Che poi, se si volessero analizzare i dati, le cose apparirebbero anche un po’ diverse. Cosa dichiara l’organizzazione? Che ci sono stati «più di 9180 spettatori, che migliaia le persone hanno assistito ai diciotto concerti di musica jazz e classica, che più di 1740 persone hanno visitato i palazzi, i musei, i monumenti e le chiese aperti per l’occasione e che oltre 650 persone hanno partecipato complessivamente a conferenze, laboratori, proiezioni cinematografiche e sessioni di yoga e mindfulness». Ma come sono stati calcolati? «Per gli eventi più strutturati c’erano delle maschere che contavano le presenze dove si potevano misurare, ma non erano presenti in tutti gli eventi, come quelli musicali» spiegano dall’associazione. Quindi si è in presenza di una stima, ma senza un elemento oggettivo come un biglietto.

L’offerta gastronomica «ha registrato 32.000 pasti somministrati». Come sono stati contati? «Il dato è stato fornito dai ristoratori ed è comprensivo dei pasti dei locali che hanno aderito al circuito in modo ufficiale all’evento e di quelli che non aderivano, ma che sono stati valutati sulla base di una proiezione che utilizza parametri statistici». Non si parla né di numero di scontrini fiscali, né di altri metodi di calcolo, ma si va sulla fiducia dei singoli.

Infine, la ricaduta economica stimata in 1.150.600 euro. Cifra considerevole. Ma come ci si arriva?
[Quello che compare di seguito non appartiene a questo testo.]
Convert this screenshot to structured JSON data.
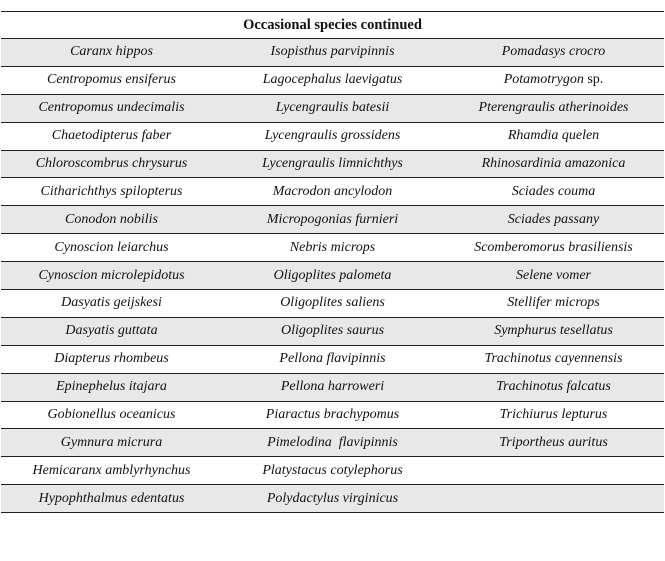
{
  "table": {
    "title": "Occasional species continued",
    "columns": 3,
    "rows": [
      [
        "Caranx hippos",
        "Isopisthus parvipinnis",
        "Pomadasys crocro"
      ],
      [
        "Centropomus ensiferus",
        "Lagocephalus laevigatus",
        {
          "i": "Potamotrygon",
          "r": " sp."
        }
      ],
      [
        "Centropomus undecimalis",
        "Lycengraulis batesii",
        "Pterengraulis atherinoides"
      ],
      [
        "Chaetodipterus faber",
        "Lycengraulis grossidens",
        "Rhamdia quelen"
      ],
      [
        "Chloroscombrus chrysurus",
        "Lycengraulis limnichthys",
        "Rhinosardinia amazonica"
      ],
      [
        "Citharichthys spilopterus",
        "Macrodon ancylodon",
        "Sciades couma"
      ],
      [
        "Conodon nobilis",
        "Micropogonias furnieri",
        "Sciades passany"
      ],
      [
        "Cynoscion leiarchus",
        "Nebris microps",
        "Scomberomorus brasiliensis"
      ],
      [
        "Cynoscion microlepidotus",
        "Oligoplites palometa",
        "Selene vomer"
      ],
      [
        "Dasyatis geijskesi",
        "Oligoplites saliens",
        "Stellifer microps"
      ],
      [
        "Dasyatis guttata",
        "Oligoplites saurus",
        "Symphurus tesellatus"
      ],
      [
        "Diapterus rhombeus",
        "Pellona flavipinnis",
        "Trachinotus cayennensis"
      ],
      [
        "Epinephelus itajara",
        "Pellona harroweri",
        "Trachinotus falcatus"
      ],
      [
        "Gobionellus oceanicus",
        "Piaractus brachypomus",
        "Trichiurus lepturus"
      ],
      [
        "Gymnura micrura",
        "Pimelodina  flavipinnis",
        "Triportheus auritus"
      ],
      [
        "Hemicaranx amblyrhynchus",
        "Platystacus cotylephorus",
        ""
      ],
      [
        "Hypophthalmus edentatus",
        "Polydactylus virginicus",
        ""
      ]
    ]
  },
  "colors": {
    "alt_row": "#e8e8e8",
    "border": "#1f1f1f",
    "page_bg": "#ffffff"
  }
}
Anche in questo caso non in base a dati economici dettagliati, bensì utilizzando uno studio sulla ricaduta calcolata in base a parametri e moltiplicatori relativi agli investimenti fatti per l’evento, non solo per ogni singola iniziative, bensì conteggiando anche altre voci, dai servizi alla sicurezza, fino alla comunicazione. Il modello nazionale è quello messo a punto da Ciset (Centro internazionale di studi sull’economia turistica) insieme a Confcommercio e Agis ed è stato usato per calcolare le ricadute di alcune manifestazioni di rilievo nazionale. La stima delle ricadute è calcolata «a partire dall’elaborazione dei dati e delle informazioni sulla spesa sostenuta per l’organizzazione dell’evento, a seconda delle principali voci di spesa (allestimento, logistica, compensi per gli artisti, promozione e comunicazione) e della tipologia di soggetti finanziatori (privati, enti pubblici, associazioni/fondazioni); sul profilo (provenienza, motivazione, pernottamento e attività condotte in loco) e sulla spesa in sede locale dei partecipanti all’evento; sulla filiera di approvvigionamento di beni e servizi collegata all’evento (ristorazione, ricettività, servizi di comunicazione, noleggio impianti e attrezzature)». Sono questi i parametri per calcolare la ricaduta stimata in oltre un milione di euro ad Alessandria di ‘Aperto per Cultura’.

Mescolare cultura e gastronomia non è un azzardo. Anzi. Ma occorre farlo creando circuiti che facciano vivere gli eventi per mesi, dando continuità e contribuendo a creare una identità forte, coinvolgendo l’intera comunità, anche quella del territorio provinciale e non solo del capoluogo.